Fond memories of Sean
A few years ago I wrote a piece in this newspaper lamenting my lack of success when it came to sowing daffodils, and I told you that not once but twice I had failed dismally to get any to appear, even though it is widely acknowledged that they are the amongst the easiest flowers to grow, as evidenced by the fact that they can be seen flourishing on ditches, by the roadside, and in the middle of fields.
Anyway, a short time after I wrote it, I was surprised to get a phone call from Boyle’s Sean Young, advising me how to sow them. This was the same Sean Young who was manager of the Roscommon footballers during my short time with them back in the mid-1970s, and in truth, I had never spoken to him since then. However, it was so nice of him to take the time out to try to help me with my flower problem, and we had a long chat reminiscing about our (short) time together with the Rossies. I was sad to read on last week’s paper about his recent passing.

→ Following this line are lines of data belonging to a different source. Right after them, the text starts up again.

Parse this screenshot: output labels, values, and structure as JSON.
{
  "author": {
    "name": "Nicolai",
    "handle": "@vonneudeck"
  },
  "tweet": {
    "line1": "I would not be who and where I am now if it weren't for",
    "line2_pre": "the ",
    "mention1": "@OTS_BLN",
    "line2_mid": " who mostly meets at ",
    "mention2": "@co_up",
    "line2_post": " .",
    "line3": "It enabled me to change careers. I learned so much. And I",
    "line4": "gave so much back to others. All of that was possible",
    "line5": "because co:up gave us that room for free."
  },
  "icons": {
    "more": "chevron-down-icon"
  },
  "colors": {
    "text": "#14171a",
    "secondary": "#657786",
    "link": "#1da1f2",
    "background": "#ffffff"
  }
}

There were many tributes to him for his work as a coach and a manager, but I will always remember him telling me when first I reported for county training, that as a forward, if I couldn’t put the ball over the bar from fifty yards, I had no right being on a county team! How right he was. If that criteria applied now, there would be very few forwards on any county team – scoring points from a distance is almost a lost art.
As for the daffodils, they are now flourishing in the garden, so even if he couldn’t make a footballer out of me, at least Sean had some success in turning me into a gardener. May he rest in peace.
Finally for this week, a little tale concerning Tom Connolly, a former Personality of the Year here in Creggs. A few weeks ago he was a passenger in a car coming down from Galway, when it pulled into a filling station for petrol, which the driver duly filled and paid for.
As he sat back into the car he remarked to Tom that the Roscommon People was to be got in the shop, and that he was surprised to see it so far into Co. Galway. When Tom asked him was he sure, the driver said he’d run in and get one – he won’t admit it, but he couldn’t last the week without reading my piece!
Anyway, he shot into the shop, grabbed the paper, and was just back in the car when two burly gentleman came looking for him – they thought he had stolen the paper, and were going to apprehend him. Thankfully they saw the funny side when he showed them it was, and is, a free paper, but if we had a Star of the Week Award, it would have to go to the man who was nearly arrested so he could read the Roscommon People!
Well done Tom, it shows our readers will go to any lengths to get their weekly fix – even to getting one in the heart of Galway.